- Country: India
- State: Kerala
- District: Kasargod

Languages
- • Official: Malayalam, English
- Time zone: UTC+5:30 (IST)
- Vehicle registration: KL-60, KL-14

= Koyonkara =

Koyonkara is a small village situated in Trikarpur Panchayath of Kasaragod district, Kerala, India. It constitutes the main part of North Trikarpur Village.

==Education==

The North Trikarpur ALP School is situated at Koyonkara.
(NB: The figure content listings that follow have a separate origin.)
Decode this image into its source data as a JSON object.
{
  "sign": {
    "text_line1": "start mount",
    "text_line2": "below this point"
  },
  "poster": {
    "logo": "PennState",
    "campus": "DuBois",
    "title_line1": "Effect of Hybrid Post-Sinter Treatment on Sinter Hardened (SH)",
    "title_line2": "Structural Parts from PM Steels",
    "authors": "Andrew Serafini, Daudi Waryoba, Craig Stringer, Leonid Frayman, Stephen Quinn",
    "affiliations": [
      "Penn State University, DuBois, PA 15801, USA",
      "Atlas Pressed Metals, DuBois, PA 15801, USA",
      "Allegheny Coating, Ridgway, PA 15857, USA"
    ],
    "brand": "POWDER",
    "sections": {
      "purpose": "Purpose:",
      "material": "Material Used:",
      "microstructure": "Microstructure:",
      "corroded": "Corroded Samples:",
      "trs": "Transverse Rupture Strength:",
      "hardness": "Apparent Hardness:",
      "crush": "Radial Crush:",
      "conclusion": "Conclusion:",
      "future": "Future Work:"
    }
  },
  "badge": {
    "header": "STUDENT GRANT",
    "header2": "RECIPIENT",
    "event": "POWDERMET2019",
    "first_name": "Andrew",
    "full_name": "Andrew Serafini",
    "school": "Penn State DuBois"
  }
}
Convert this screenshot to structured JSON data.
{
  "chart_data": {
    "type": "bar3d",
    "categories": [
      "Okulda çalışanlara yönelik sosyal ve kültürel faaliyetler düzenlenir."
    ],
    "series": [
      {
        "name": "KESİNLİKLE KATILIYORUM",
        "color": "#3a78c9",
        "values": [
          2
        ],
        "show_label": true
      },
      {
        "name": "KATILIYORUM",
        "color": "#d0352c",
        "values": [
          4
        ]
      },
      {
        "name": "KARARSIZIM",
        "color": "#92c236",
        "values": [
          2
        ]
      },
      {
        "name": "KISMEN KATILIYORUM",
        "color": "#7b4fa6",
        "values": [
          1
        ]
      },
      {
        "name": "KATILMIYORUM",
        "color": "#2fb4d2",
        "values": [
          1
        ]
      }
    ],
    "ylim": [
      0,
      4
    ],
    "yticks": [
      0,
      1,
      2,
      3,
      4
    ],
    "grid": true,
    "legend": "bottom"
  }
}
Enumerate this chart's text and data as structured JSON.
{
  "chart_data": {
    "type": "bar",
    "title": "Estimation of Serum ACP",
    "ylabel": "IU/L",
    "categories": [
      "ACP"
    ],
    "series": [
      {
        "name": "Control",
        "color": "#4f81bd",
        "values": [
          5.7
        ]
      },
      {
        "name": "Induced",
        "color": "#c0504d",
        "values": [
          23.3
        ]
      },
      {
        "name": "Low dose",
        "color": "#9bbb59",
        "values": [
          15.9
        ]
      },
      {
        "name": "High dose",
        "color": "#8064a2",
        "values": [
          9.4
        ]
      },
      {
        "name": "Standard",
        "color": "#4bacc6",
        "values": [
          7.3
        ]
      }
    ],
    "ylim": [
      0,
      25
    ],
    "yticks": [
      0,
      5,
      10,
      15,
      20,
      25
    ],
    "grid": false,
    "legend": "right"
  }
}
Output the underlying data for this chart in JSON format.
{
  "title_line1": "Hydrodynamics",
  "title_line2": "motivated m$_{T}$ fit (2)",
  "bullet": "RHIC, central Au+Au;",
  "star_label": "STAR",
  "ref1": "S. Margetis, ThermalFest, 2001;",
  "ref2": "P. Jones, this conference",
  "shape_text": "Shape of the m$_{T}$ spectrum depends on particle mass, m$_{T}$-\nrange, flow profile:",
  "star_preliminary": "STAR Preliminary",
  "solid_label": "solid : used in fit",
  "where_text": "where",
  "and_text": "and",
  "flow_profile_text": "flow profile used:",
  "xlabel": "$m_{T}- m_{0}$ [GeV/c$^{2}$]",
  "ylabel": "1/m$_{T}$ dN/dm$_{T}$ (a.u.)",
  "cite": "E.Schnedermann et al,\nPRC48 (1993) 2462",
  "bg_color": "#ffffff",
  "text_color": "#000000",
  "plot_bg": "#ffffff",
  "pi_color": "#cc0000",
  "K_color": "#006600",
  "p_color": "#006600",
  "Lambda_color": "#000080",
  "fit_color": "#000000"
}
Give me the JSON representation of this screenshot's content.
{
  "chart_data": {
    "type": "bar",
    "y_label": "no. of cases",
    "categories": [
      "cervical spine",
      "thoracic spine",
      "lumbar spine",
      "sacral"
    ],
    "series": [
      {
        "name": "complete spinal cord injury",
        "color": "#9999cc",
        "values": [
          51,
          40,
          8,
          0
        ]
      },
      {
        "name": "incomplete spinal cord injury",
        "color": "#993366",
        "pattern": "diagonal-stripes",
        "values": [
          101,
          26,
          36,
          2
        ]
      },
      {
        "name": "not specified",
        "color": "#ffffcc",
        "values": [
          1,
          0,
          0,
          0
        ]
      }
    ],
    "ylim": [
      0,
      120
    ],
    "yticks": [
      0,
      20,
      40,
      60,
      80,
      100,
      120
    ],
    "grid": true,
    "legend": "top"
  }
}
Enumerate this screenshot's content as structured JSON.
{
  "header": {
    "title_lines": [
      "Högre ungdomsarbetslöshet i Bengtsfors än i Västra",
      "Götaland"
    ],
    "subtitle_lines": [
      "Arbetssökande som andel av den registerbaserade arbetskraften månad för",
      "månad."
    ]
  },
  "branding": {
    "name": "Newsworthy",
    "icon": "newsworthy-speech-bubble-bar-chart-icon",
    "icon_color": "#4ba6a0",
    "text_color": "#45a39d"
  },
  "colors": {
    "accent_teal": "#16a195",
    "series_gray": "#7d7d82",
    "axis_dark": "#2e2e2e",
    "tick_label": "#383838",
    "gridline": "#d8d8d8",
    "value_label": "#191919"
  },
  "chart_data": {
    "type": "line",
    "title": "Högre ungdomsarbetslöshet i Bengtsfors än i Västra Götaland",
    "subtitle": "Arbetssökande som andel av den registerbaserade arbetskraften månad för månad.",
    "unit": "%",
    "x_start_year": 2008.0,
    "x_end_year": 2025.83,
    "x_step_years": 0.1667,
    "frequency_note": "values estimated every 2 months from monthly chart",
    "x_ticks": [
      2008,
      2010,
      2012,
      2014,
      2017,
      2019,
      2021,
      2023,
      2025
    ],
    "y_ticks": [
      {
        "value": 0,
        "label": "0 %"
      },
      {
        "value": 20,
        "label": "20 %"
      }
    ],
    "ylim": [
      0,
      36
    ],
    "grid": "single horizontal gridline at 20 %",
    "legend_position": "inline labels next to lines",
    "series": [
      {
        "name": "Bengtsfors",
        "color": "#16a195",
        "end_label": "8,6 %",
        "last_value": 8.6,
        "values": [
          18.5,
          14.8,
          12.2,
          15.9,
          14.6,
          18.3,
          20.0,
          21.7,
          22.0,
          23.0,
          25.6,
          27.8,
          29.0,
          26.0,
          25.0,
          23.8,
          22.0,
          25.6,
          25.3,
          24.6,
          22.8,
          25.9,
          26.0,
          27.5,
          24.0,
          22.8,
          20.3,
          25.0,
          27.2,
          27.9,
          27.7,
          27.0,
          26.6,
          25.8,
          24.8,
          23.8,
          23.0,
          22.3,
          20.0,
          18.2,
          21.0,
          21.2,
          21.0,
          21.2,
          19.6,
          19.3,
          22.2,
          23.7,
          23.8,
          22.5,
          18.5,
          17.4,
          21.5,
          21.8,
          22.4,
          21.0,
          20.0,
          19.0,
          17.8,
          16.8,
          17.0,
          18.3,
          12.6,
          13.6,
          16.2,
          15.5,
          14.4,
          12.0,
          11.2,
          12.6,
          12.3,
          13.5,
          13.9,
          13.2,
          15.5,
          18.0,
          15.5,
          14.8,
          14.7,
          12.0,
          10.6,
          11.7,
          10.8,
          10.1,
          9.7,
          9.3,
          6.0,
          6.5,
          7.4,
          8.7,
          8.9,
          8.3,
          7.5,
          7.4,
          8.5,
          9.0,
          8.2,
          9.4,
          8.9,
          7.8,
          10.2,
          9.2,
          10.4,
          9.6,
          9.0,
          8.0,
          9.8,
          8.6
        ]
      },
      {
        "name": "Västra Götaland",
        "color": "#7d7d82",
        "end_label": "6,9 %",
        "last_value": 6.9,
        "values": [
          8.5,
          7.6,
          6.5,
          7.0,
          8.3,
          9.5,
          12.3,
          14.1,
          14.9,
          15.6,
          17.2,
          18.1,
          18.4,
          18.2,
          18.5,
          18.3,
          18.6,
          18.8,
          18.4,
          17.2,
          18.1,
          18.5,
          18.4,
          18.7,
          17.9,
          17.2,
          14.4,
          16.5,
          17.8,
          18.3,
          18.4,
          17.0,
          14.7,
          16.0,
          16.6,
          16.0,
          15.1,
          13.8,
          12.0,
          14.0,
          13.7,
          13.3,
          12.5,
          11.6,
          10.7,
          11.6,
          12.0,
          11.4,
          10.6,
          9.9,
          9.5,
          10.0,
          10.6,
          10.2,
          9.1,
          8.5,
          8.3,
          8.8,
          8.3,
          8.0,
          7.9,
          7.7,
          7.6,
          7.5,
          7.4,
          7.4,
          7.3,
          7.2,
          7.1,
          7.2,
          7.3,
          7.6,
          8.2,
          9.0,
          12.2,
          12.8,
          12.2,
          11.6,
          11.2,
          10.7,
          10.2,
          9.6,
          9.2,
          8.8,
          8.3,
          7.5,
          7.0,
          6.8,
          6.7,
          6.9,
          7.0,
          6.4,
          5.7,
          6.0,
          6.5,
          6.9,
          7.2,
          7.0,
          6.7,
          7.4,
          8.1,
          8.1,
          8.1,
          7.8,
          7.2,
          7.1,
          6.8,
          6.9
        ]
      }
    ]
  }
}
Other near by educational institutions are :-
- VPP Mohd Kunhi Patelar Smarka GVHSS Trikaripur
- EK Nayanar memorial Govt. Polytechnic College
- Udinoor Govt. Higher Secondary School
- Government Higher Secondary School south trikaripur, Elambachi
- St Pauls' AUPS
- Maithani GLPS
- Nehru Arts & Science College Kanhangad
- Payyannur College
- North Malabar Institute of Technology
- Academy of Medical Science Pariyaram
- Sanskrit College Payyannur
- Govt. Ayurveda College
- St. Pius College, Ranipuram
- Rajas College, Neelwshwaram
- Govt. College, Cheemeni etc.

==Health==
The government ayurvedic hospital is situated at Koyonkara.

The Taluk Government Hospital, Trikarpur, situated at Thankayam is one of the major hospital near to Koyonkara.

There is a private eye hospital in the village.

==Community life==

Hindu, Muslim and Christianity are the main religions. Koyonkara Poomalakkavu Temple, Koyonkara Pallikal Bhagavathi Temple, Koormba Bhagavathi Temple (Cheermakkavu), Kunhalin Keeshil, vadakumbad juma masjid etc. are the main holy places.

Poomalakavu is famous for "Paatulsavam", Poorakali and Marathukali.

There are many clubs and social organizations working. It includes Malayala Kalavedi, Red Force Arts Sports Club, Vadakumbad arts & sports club (vasc) & Udaya Surya etc.

==Transportation==
Local roads have access to NH.66 which connects to Mangalore in the north and Calicut in the south. The nearest railway station is Trikarpur on Mangalore-Palakkad line. There are airports at Mangalore and Kannur.